May I know how we get the variance parameter for S_t/S_0 as 0.25t? Thank you in advance.

 

[Steve Hales]

Hi
The solution to the SDE is:

\(S_t = S_0 e^{0.275t + 0.5B_t}\)

Therefore:

\(ln(S_t/S_0) = 0.275t + 0.5B_t\)

From the definition of standard Brownian motion, \(B_t \sim N(0,t)\), therefore \(0.5B_t \sim N(0,0.25t)\) and:

\(ln(S_t/S_0) \sim N( 0.275t ,0.25t)\)

Steve

 

[Jonathan]

Hi Steve

Can you please explain how you get to 0.5Bt~N(0,0.25t) from Bt~N(0,t)?

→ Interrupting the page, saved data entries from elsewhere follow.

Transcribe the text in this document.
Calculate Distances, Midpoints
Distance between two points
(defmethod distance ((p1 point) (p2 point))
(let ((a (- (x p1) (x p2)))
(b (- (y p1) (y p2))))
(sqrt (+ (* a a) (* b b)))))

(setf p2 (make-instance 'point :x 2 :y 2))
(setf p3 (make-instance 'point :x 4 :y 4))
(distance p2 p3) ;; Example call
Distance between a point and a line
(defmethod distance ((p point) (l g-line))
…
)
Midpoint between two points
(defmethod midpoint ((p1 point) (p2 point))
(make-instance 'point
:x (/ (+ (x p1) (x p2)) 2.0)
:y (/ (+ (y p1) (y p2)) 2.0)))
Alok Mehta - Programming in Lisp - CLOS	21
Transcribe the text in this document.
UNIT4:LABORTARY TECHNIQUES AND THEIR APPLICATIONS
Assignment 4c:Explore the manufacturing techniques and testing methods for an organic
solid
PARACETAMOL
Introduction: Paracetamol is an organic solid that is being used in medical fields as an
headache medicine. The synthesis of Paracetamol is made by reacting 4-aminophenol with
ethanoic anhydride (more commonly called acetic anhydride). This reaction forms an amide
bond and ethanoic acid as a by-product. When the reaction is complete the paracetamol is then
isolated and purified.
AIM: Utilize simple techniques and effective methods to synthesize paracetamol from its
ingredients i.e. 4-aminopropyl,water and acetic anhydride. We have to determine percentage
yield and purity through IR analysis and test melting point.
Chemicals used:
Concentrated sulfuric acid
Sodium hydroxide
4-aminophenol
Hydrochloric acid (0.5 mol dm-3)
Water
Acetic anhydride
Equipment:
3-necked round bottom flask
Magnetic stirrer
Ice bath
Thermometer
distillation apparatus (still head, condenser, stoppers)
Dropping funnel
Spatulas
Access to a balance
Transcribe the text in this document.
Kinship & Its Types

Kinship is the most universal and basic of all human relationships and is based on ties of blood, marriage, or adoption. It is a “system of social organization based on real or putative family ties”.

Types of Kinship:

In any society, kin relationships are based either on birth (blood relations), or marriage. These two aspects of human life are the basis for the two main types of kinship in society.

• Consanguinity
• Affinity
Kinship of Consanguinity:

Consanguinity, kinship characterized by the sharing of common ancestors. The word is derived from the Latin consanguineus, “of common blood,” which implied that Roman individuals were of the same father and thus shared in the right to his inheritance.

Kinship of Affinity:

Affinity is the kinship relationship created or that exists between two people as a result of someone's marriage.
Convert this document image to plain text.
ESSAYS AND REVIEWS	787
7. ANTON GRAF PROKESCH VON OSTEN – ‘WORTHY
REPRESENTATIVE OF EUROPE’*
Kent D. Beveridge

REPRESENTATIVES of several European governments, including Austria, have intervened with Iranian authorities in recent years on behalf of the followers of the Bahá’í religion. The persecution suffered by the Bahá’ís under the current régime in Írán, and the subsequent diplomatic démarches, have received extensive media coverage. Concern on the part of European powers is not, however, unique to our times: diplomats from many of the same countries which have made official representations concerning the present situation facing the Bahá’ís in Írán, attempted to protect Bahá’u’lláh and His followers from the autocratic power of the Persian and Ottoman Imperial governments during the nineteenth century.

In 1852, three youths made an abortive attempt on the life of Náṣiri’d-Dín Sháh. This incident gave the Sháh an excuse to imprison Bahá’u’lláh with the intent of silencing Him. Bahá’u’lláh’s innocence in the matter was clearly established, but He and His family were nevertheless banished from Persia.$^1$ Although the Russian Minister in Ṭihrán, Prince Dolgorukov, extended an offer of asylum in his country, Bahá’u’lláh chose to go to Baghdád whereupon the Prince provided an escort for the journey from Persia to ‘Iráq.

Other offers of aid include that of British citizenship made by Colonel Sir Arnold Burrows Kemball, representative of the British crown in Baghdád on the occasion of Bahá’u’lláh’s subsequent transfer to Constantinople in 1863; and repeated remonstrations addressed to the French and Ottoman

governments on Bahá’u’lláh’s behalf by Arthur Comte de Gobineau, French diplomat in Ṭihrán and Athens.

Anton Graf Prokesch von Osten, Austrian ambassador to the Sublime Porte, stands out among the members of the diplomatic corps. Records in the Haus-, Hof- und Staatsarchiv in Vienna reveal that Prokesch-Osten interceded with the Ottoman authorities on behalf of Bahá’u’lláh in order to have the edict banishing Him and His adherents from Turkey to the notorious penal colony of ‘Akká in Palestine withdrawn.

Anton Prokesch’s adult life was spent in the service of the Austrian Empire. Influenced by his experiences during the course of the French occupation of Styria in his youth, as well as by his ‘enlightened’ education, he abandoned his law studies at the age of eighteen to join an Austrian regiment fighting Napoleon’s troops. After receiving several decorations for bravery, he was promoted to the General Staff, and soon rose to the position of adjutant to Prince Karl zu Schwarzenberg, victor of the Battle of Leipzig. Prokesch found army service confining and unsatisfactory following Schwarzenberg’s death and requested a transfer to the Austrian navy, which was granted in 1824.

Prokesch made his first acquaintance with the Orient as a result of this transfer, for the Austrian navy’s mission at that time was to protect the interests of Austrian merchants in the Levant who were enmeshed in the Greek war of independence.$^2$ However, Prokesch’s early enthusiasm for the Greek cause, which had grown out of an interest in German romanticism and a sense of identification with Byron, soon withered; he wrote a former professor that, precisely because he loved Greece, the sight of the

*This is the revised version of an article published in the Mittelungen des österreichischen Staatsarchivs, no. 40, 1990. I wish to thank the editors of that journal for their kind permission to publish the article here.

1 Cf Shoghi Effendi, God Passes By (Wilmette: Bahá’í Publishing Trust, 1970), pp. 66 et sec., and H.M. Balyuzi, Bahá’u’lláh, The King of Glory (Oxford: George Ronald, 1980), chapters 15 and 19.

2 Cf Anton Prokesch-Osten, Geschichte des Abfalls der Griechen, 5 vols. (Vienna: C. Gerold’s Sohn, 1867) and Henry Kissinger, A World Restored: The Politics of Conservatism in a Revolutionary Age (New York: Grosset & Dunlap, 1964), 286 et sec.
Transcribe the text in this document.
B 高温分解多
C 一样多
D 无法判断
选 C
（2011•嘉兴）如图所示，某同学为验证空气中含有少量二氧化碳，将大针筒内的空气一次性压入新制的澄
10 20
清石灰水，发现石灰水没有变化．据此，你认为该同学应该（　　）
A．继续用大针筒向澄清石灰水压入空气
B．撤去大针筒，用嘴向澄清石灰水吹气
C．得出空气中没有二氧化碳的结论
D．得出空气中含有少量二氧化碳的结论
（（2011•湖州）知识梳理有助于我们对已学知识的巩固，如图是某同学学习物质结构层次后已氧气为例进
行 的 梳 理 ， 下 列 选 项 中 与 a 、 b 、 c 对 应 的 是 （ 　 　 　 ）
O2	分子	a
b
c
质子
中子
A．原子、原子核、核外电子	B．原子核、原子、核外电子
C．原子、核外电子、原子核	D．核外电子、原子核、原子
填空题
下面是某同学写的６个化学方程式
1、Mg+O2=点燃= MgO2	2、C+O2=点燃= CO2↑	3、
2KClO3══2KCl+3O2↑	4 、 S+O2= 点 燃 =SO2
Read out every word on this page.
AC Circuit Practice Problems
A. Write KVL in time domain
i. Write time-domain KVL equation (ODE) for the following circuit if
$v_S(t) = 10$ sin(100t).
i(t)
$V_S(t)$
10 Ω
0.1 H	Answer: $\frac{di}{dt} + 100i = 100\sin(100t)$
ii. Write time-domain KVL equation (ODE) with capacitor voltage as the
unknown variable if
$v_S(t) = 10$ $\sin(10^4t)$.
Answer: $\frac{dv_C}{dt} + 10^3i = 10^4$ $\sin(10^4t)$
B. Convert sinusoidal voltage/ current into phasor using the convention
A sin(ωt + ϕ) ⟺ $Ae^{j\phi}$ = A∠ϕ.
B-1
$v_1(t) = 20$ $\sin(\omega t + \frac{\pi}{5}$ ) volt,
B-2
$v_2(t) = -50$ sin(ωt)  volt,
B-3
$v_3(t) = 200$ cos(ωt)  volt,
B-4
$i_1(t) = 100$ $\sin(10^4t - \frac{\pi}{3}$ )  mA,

Can you also please explain how you get the mu parameter for the distribution of St?

Thanks

 

[Steve Hales]

Since Bt~N(0,t) then 0.5Bt will be normally distributed, we just need to know its mean and variance:

• E[0.5Bt]=0.5*E[Bt]=0
• Var(0.5Bt) = 0.5^2 * Var(Bt) = 0.25t

Therefore 0.5Bt~N(0,0.25t).
Hope that helps.

 

[Jonathan]

Thanks Steve that is really helpful. I knew that I was missing something simple...

Can you explain how, in this question, we get to S_t ~ logN(logS_0 + 0.275t, 0.25t)?

I understand the variance part as you have explained above.

Thanks

 

[Steve Hales]

Hi
If you're happy with \(ln(S_t/S_0) \sim N( 0.275t ,0.25t)\) from above, then we just need to note that:

\(ln(S_t/S_0) = ln(S_t) - ln(S_0)\)

Therefore we have:

\(ln(S_t) - ln(S_0) \sim N( 0.275t ,0.25t)\)

which implies that:

\(ln(S_t) \sim N(ln(S_0)+ 0.275t ,0.25t)\)

Let me know if that's not what you meant.